Este instituto está previsto no artigo 1.723 do Código Civil Brasileiro e na Constituição Federal de 1988, artigo 226, §3º.
Reconhecimento da União Estável
O reconhecimento da união estável pode ocorrer de maneira judicial ou extrajudicial. Judicialmente, este reconhecimento se dá por meio de ação própria, onde um dos conviventes ou ambos buscam o reconhecimento da união perante o Judiciário.
Extrajudicialmente, é possível formalizar a união estável através de escritura pública lavrada em cartório.

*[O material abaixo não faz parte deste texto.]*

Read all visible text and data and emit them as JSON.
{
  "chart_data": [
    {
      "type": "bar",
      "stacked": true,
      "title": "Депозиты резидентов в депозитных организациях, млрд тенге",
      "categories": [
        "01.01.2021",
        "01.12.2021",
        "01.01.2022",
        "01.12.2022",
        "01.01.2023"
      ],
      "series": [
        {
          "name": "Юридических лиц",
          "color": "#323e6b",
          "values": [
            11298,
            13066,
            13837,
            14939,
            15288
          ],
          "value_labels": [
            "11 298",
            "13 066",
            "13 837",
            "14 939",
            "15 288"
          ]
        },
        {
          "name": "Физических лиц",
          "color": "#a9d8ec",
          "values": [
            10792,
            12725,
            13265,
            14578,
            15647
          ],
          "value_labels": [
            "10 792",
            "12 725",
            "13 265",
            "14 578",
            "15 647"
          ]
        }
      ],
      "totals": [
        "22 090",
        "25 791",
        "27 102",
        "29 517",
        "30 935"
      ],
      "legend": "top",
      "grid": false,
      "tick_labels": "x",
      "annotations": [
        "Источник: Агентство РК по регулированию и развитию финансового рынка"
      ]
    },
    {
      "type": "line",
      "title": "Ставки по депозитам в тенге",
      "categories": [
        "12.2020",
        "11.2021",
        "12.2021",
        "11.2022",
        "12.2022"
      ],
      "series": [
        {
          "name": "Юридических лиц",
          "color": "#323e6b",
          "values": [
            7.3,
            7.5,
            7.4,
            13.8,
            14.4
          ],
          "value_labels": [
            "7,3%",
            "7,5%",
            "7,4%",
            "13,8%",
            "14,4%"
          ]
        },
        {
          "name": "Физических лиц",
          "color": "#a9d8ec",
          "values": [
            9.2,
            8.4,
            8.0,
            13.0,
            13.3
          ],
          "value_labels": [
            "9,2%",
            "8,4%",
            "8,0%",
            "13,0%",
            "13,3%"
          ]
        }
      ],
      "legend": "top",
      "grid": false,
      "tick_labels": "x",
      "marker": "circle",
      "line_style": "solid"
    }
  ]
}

Para o reconhecimento da união estável, são necessários os seguintes requisitos:
- Convivência pública: A relação deve ser notória, ou seja, conhecida pela sociedade.
- Continuidade: A relação não pode ser esporádica, devendo ser constante e regular.
- Durabilidade: A convivência deve se prolongar por um período razoável de tempo, sem interrupções significativas.
- Objetivo de constituição de família: A relação deve ter como finalidade a constituição de um núcleo familiar.
Efeitos da União Estável
O reconhecimento da união estável gera uma série de efeitos jurídicos, especialmente no que tange aos direitos e deveres dos conviventes. Esses efeitos são, em muitos aspectos, equiparados aos do casamento, conforme estabelecido pela legislação e jurisprudência brasileira.
- Regime de Bens: O regime de bens padrão na união estável, na ausência de contrato escrito, é o da comunhão parcial de bens. Neste regime, os bens adquiridos onerosamente durante a convivência são considerados comuns.
- Direitos Sucessórios: O companheiro sobrevivente tem direitos sucessórios em relação ao patrimônio deixado pelo falecido, conforme previsto no artigo 1.790 do Código Civil. Embora este artigo tenha sido objeto de diversas discussões e decisões judiciais que equiparam os direitos sucessórios do cônjuge e do companheiro.
- Alimentos: É possível a fixação de alimentos entre os companheiros, tanto durante a união quanto após a sua dissolução, desde que presentes os requisitos da necessidade e da possibilidade.
- Filiação: Os filhos nascidos da união estável têm os mesmos direitos e deveres em relação aos pais, assim como os filhos de uma relação matrimonial. Incluem-se aqui direitos à herança, alimentos e ao reconhecimento da paternidade ou maternidade.
- Segurança Social: O companheiro tem direito a benefícios previdenciários, tais como pensão por morte e auxílio-reclusão, desde que comprovada a união estável perante o INSS ou judicialmente.
- Partilha de Bens: Na dissolução da união estável, seja pela separação ou falecimento de um dos conviventes, os bens comuns são partilhados conforme o regime de bens adotado, geralmente a comunhão parcial.
Conclusão
O reconhecimento da união estável é um importante instituto jurídico que visa proteger e assegurar direitos aos conviventes que, apesar de não formalizarem sua união através do casamento, estabelecem uma relação estável e duradoura com objetivo de constituir família.
O ordenamento jurídico brasileiro, por meio de suas normas e jurisprudências, busca equiparar os direitos dos companheiros aos dos cônjuges, promovendo justiça e segurança jurídica para todas as formas de constituição familiar.